Bug 16895

Summary: Patch to 'table': not calling 'factor' if levels is not changed
Product: R Reporter: Suharto Anggono <suharto_anggono>
Component: WishlistAssignee: R-core <R-core>
Status: CLOSED FIXED    
Severity: enhancement CC: maechler
Priority: P5    
Version: R-devel (trunk)   
Hardware: All   
OS: All   
Attachments: In 'table' and 'addNA', call 'factor' only if levels is changed
In 'table' and 'addNA', call 'factor' only if levels is changed
In 'table', call 'factor' only if levels is changed
In 'addNA', not call 'factor' if there is NA in levels(x) and no NA in 'x'

Description Suharto Anggono 2016-05-07 15:34:53 UTC
Created attachment 2083 [details]
In 'table' and 'addNA', call 'factor' only if levels is changed

In function 'table' in R before version 2.8.0, in default case where 'exclude' is not specified, inputs that are already factors are left as is. It is not so in current R. Function 'factor' is applied.

Calling function 'factor' takes time. This patch attempts to avoid it if levels will not changed after 'factor' is applied.
Comment 1 Suharto Anggono 2016-05-07 15:37:30 UTC
Created attachment 2084 [details]
In 'table' and 'addNA', call 'factor' only if levels is changed
Comment 2 Suharto Anggono 2016-05-07 15:57:55 UTC
Created attachment 2085 [details]
In 'table', call 'factor' only if levels is changed

Patched 'addNA' by my previous patch gives different result from current 'addNA' when there is NA in 'x' and also in levels(x). So, now I don't propose it.
Comment 3 Suharto Anggono 2016-05-29 09:56:42 UTC
Created attachment 2097 [details]
In 'addNA', not call 'factor' if there is NA in levels(x) and no NA in 'x'
Comment 4 Martin Maechler 2016-05-30 12:30:08 UTC
(In reply to Suharto Anggono from comment #3)
> Created attachment 2097 [details]
> In 'addNA', not call 'factor' if there is NA in levels(x) and no NA in 'x'

Sounds reasonable and innocuous... and easily checked the speed improvement. I've committed it (to R-devel only) 
where now

ff <- gl(50,20); identical(addNA(ff), addNA(addNA(ff))); (mb <- microbenchmark(addNA(ff), addNA(addNA(ff))))
[1] TRUE
Unit: microseconds
             expr    min      lq     mean  median      uq     max neval cld
        addNA(ff) 34.265 35.8410 41.83388 37.4735 40.1605  95.200   100  a 
 addNA(addNA(ff)) 41.365 43.4155 52.41979 45.4365 55.8495 112.265   100   b
> 

and before, the double call also cost "double time".
Comment 5 Suharto Anggono 2016-05-31 15:38:17 UTC
I note here what I've just found.
If 'x' is a factor, factor(x, levels = levels(x), exclude = NULL) is different from 'x' if 'x' has duplicated levels and any position where duplicated(levels(x)) is TRUE (not the first appearance) is used. 
So, patches here change 'table'/'addNA' behavior on such a factor.
Comment 6 Martin Maechler 2016-05-31 21:10:49 UTC
(In reply to Suharto Anggono from comment #5)
> I note here what I've just found.
> If 'x' is a factor, factor(x, levels = levels(x), exclude = NULL) is
> different from 'x' if 'x' has duplicated levels and any position where
> duplicated(levels(x)) is TRUE (not the first appearance) is used. 
> So, patches here change 'table'/'addNA' behavior on such a factor.

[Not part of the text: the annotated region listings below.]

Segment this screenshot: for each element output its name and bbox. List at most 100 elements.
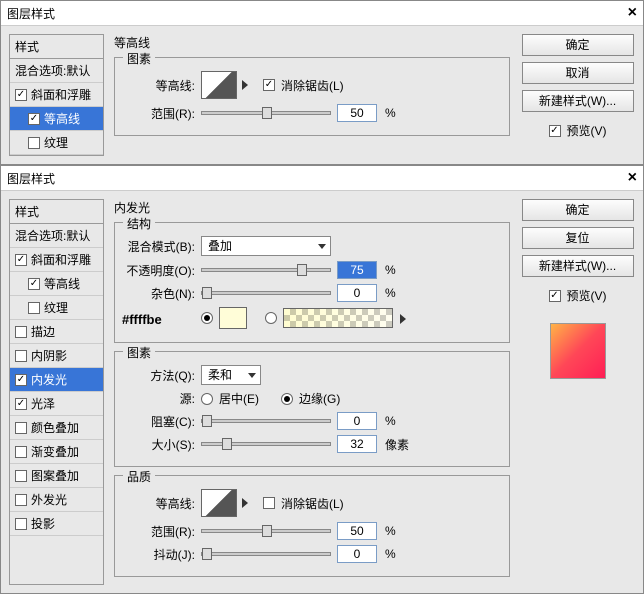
contour-label: 等高线: [125,77,195,94]
checkbox-icon[interactable] [15,470,27,482]
checkbox-icon[interactable] [15,494,27,506]
sidebar-item-stroke[interactable]: 描边 [10,320,103,344]
choke-label: 阻塞(C): [125,413,195,430]
checkbox-icon[interactable] [15,374,27,386]
checkbox-icon[interactable] [28,113,40,125]
cancel-button[interactable]: 取消 [522,62,634,84]
styles-sidebar: 样式 混合选项:默认 斜面和浮雕 等高线 纹理 描边 内阴影 内发光 光泽 颜色… [9,199,104,585]
method-label: 方法(Q): [125,367,195,384]
noise-input[interactable] [337,284,377,302]
ok-button[interactable]: 确定 [522,199,634,221]
checkbox-icon[interactable] [15,446,27,458]
size-slider[interactable] [201,442,331,446]
blend-mode-select[interactable]: 叠加 [201,236,331,256]
new-style-button[interactable]: 新建样式(W)... [522,90,634,112]
sidebar-item-contour[interactable]: 等高线 [10,107,103,131]
checkbox-icon[interactable] [15,254,27,266]
checkbox-icon[interactable] [15,326,27,338]
pct-label: % [385,106,396,120]
sidebar-item-gradient-overlay[interactable]: 渐变叠加 [10,440,103,464]
preview-checkbox[interactable] [549,290,561,302]
dialog-title: 图层样式 [7,5,55,22]
method-select[interactable]: 柔和 [201,365,261,385]
source-edge-radio[interactable] [281,393,293,405]
sidebar-item-satin[interactable]: 光泽 [10,392,103,416]
contour-picker[interactable] [201,489,237,517]
ok-button[interactable]: 确定 [522,34,634,56]
opacity-input[interactable] [337,261,377,279]
range-input[interactable] [337,104,377,122]
reset-button[interactable]: 复位 [522,227,634,249]
sidebar-item-inner-shadow[interactable]: 内阴影 [10,344,103,368]
checkbox-icon[interactable] [15,422,27,434]
sidebar-item-inner-glow[interactable]: 内发光 [10,368,103,392]
group-title: 图素 [123,344,155,361]
new-style-button[interactable]: 新建样式(W)... [522,255,634,277]
sidebar-head[interactable]: 样式 [10,35,103,59]
styles-sidebar: 样式 混合选项:默认 斜面和浮雕 等高线 纹理 [9,34,104,156]
range-slider[interactable] [201,529,331,533]
color-swatch[interactable] [219,307,247,329]
checkbox-icon[interactable] [15,398,27,410]
jitter-slider[interactable] [201,552,331,556]
group-element: 图素 等高线: 消除锯齿(L) 范围(R): % [114,57,510,136]
antialias-checkbox[interactable] [263,497,275,509]
size-input[interactable] [337,435,377,453]
checkbox-icon[interactable] [15,518,27,530]
dialog-title: 图层样式 [7,170,55,187]
contour-label: 等高线: [125,495,195,512]
contour-picker[interactable] [201,71,237,99]
source-label: 源: [125,390,195,407]
noise-label: 杂色(N): [125,285,195,302]
sidebar-item-bevel[interactable]: 斜面和浮雕 [10,248,103,272]
range-label: 范围(R): [125,105,195,122]
range-input[interactable] [337,522,377,540]
section-title: 等高线 [114,34,510,51]
noise-slider[interactable] [201,291,331,295]
sidebar-blend-default[interactable]: 混合选项:默认 [10,59,103,83]
checkbox-icon[interactable] [28,302,40,314]
right-panel: 确定 复位 新建样式(W)... 预览(V) [520,199,635,585]
checkbox-icon[interactable] [28,278,40,290]
sidebar-item-drop-shadow[interactable]: 投影 [10,512,103,536]
sidebar-item-outer-glow[interactable]: 外发光 [10,488,103,512]
jitter-label: 抖动(J): [125,546,195,563]
preview-label: 预览(V) [567,287,607,304]
antialias-checkbox[interactable] [263,79,275,91]
group-title: 品质 [123,468,155,485]
gradient-radio[interactable] [265,312,277,324]
color-radio[interactable] [201,312,213,324]
checkbox-icon[interactable] [15,89,27,101]
layer-style-dialog-2: 图层样式 × 样式 混合选项:默认 斜面和浮雕 等高线 纹理 描边 内阴影 内发… [0,165,644,594]
choke-input[interactable] [337,412,377,430]
titlebar: 图层样式 × [1,1,643,26]
blend-mode-label: 混合模式(B): [125,238,195,255]
checkbox-icon[interactable] [15,350,27,362]
group-title: 图素 [123,50,155,67]
choke-slider[interactable] [201,419,331,423]
sidebar-item-texture[interactable]: 纹理 [10,131,103,155]
sidebar-item-bevel[interactable]: 斜面和浮雕 [10,83,103,107]
close-icon[interactable]: × [628,4,637,22]
titlebar: 图层样式 × [1,166,643,191]
checkbox-icon[interactable] [28,137,40,149]
layer-style-dialog-1: 图层样式 × 样式 混合选项:默认 斜面和浮雕 等高线 纹理 等高线 图素 等高… [0,0,644,165]
range-slider[interactable] [201,111,331,115]
range-label: 范围(R): [125,523,195,540]
gradient-picker[interactable] [283,308,393,328]
size-label: 大小(S): [125,436,195,453]
group-structure: 结构 混合模式(B):叠加 不透明度(O):% 杂色(N):% [114,222,510,343]
sidebar-item-pattern-overlay[interactable]: 图案叠加 [10,464,103,488]
sidebar-blend-default[interactable]: 混合选项:默认 [10,224,103,248]
sidebar-head[interactable]: 样式 [10,200,103,224]
opacity-slider[interactable] [201,268,331,272]
group-title: 结构 [123,215,155,232]
main-panel: 等高线 图素 等高线: 消除锯齿(L) 范围(R): % [114,34,510,156]
source-center-radio[interactable] [201,393,213,405]
close-icon[interactable]: × [628,169,637,187]
sidebar-item-texture[interactable]: 纹理 [10,296,103,320]
preview-checkbox[interactable] [549,125,561,137]
jitter-input[interactable] [337,545,377,563]
sidebar-item-contour[interactable]: 等高线 [10,272,103,296]
sidebar-item-color-overlay[interactable]: 颜色叠加 [10,416,103,440]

interesting.. however (in another thread) we've recently mentioned that
factors with duplicated levels should be considered invalid.

They can always be constructed by diligent programmeRs, if necessary even via .Call(), but I think we are allowed to signal errors wherever we encounter such beasts.

Here is a relevant message from a whole thread on the topic of duplcated factor levels, and about "R core has decided .. to abolish factors with duplicated levels .. for R 2.10.0":
https://stat.ethz.ch/pipermail/r-devel/2009-May/053269.html
Comment 7 Martin Maechler 2018-08-02 19:18:10 UTC
I had implemented a version of the addNA() proposal, back then.

For table(), we have changed it too much in the mean time, and have possibly solved the problem // got the speedup in related ways.

We'd need new repr.ex's and patches if at all .. -> closing this bug report as "fixed" (we had done 1/2 of the proposal).